Bills 20, BENGALS 23 (+3.5)
EAGLES 23 (-6.5), 49’ers 24
RAIDERS 19 (+4.5), Patriots 31
THREE LOSERS WHERE THE I DIDN’T JUST LOSE WITH THE SPREAD, I LOST OVERALL! Which means you lost, and now your son can’t go to tennis camp because we just don’t have the money right now.
To be fair, I didn’t outright tell you to gamble, which is also illegal and these picks are meant For Entertainment Only. If it weren’t for my Ryan Lochte of the Week coming through (thanks, New Orleans Saints 23, Jacksonville Jaguars 10!!!!!) I’d be offering full ‘hypothetical’ refunds. But at least if you hit that hard, your child can still be the next Sampras.
I vow to do better next week. This is a fluke. Fluke’s happen. Even Jamie Foxx makes a “Law Abiding Citizen” once in a while. Let’s rally— together.
Excited for tonight. Adam and Blake could tell I’ve been a little down, and decided that tonight was all about a good round of 40 Hands, beats, and gettin’ live.

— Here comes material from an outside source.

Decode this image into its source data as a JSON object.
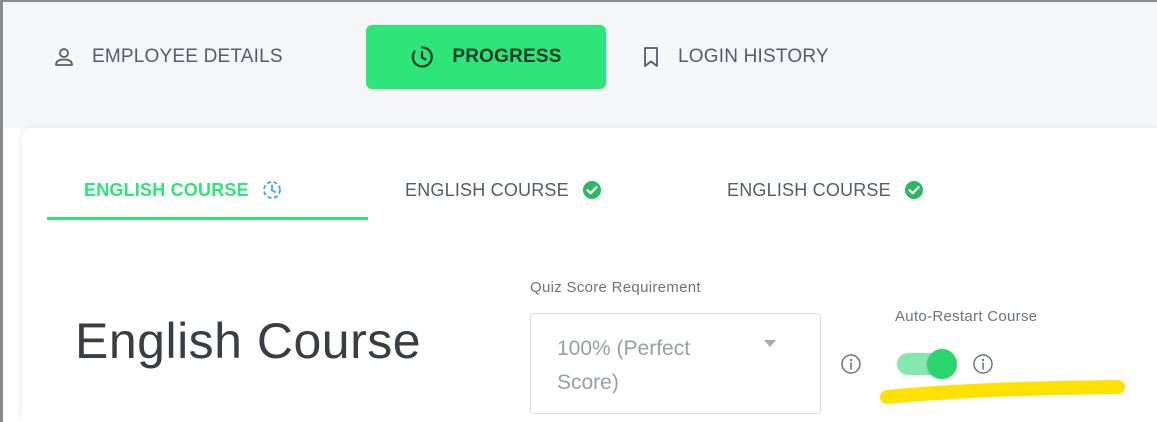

I don’t need a bottle of exclusive whiskey to enjoy my friends, or my weekend. I’m gonna put the car keys on the shelf, mix a strong one, and head up to the roof for a night of long overdue chill time. These guys are the best friends a guy could ask for, at least in a three-person house rental situation.
It’s nights like these where you lower your expectations and something amazing happens. At least, that’s what happened the night we found ourselves in that abandoned Hollywood Video. Boy, was that a romp.
Short form— it’s all about the people you surround yourself with; and like the man below, I think I surround myself with some pretty cool cats.
See you out there… if we make it. And if we do? HOLD ON!
Realized today I missed Blake’s Fun Time Place. Sad that it’s gone. I can find all the mindless blather other places, but from ole’ Henderson, it was a treat.
But, Alice is on the warpath, and someone had to go for all the internet chatter our pages had gotten. He took the hit for us, and I’ve already told him there’s a bottle of Blue Moon headed his way tonight. Wanted to share some Pappy with him, but you know how that goes.